Even in warner states, you need to be prepared for winter driving. Many people hit the mountains to ski or hike. Winter is fast approaching and that should remind you to think about two things. First, now is a good time to review your auto insurance program and second, it is time to start thinking about how driving conditions may change in the next number of months. It might be heavy rain, snow and or even fog, being prepared can help get you safely to your destination.
Winter weather changes almost daily and road conditions can create serious concerns and worries. There are some things you can do to prepare yourself for winter driving:
1. Know the road conditions before you travel.
2. Never warm up a vehicle in an enclosed area, such as a garage.
3. Use all-weather or studded tires.
4. Use your seat belt every time you get into your vehicle.
5. Make certain your tires are properly inflated.
6. Keep your gas tank at least half full to avoid gas line freeze-up.

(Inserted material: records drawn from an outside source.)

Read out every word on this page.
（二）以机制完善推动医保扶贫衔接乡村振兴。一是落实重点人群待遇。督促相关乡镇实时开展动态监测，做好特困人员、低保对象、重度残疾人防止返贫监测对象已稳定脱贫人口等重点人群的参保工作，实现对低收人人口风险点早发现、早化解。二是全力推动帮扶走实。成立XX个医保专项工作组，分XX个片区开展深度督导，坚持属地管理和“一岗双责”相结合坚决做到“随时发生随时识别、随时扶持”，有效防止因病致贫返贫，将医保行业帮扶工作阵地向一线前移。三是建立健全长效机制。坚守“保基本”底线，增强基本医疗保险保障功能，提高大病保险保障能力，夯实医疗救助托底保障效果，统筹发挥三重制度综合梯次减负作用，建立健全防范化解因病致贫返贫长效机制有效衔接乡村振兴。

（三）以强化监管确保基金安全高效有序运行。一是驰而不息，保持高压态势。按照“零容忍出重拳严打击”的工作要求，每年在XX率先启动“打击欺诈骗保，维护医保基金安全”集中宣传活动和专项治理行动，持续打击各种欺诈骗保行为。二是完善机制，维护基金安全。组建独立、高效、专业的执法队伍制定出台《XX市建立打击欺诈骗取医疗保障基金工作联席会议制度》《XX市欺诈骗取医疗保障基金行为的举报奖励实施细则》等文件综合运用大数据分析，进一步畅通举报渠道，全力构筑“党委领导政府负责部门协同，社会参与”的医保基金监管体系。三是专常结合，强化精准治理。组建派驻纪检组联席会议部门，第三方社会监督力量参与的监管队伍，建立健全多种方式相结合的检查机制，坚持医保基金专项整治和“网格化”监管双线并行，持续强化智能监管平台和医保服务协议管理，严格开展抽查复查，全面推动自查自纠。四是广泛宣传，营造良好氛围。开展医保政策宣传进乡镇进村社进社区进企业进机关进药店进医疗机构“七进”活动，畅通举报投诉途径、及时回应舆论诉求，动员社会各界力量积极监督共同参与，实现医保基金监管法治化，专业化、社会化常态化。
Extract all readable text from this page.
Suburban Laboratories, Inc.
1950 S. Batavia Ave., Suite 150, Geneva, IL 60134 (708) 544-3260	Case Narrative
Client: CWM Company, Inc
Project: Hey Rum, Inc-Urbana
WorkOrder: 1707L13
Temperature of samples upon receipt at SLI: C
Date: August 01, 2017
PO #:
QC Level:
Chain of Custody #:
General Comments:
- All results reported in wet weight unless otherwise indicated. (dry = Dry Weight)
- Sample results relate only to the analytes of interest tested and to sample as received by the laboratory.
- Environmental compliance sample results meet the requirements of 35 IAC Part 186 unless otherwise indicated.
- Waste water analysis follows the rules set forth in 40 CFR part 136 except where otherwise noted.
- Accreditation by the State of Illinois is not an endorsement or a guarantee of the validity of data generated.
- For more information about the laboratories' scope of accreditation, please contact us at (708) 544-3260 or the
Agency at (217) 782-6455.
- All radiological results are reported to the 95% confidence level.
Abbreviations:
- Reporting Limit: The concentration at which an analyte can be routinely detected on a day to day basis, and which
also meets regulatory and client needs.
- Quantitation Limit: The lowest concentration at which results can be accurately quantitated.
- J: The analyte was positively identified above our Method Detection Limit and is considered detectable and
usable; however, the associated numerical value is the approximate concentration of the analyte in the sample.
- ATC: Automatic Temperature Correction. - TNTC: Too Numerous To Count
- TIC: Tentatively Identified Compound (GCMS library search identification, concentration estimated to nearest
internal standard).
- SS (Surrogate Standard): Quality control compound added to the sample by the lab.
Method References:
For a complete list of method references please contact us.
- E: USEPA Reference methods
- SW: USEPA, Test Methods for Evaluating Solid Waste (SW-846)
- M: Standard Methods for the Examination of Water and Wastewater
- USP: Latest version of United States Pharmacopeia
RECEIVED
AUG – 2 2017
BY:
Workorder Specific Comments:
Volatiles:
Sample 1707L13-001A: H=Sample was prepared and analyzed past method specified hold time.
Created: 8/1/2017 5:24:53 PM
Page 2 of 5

7. Keep an emergency kit in your trunk.
8. Drive below the speed limit in hazardous conditions.
9. Winterize your car with fresh antifreeze, a good battery, operating exhaust system and oil that will withstand the rigors of cold weather.
10. If possible, avoid driving until the roads are safe and passable. You don't want to slide off the road, and road crews don't want to plow around disabled vehicles.
11. Do a thorough pre-trip inspection of your vehicle paying special attention to your tires, brakes, windshield wipers, and windshield wiper fluid.
12. Allow extra room between vehicles.
13. Brake early, brake slowly, brake correctly, and never slam on the brakes.
14. Let someone know where you'll be going and when you expect to arrive or return. Tell them to call authorities for help if you don't get back or check in within an hour of your estimate.
Keeping up with car maintenance year-round is important, but it carries added significance in the winter to prevent becoming stranded. As always, try to time your routine maintenance ahead of long-distance travel. Putting off service today can turn into an expensive problem down the road.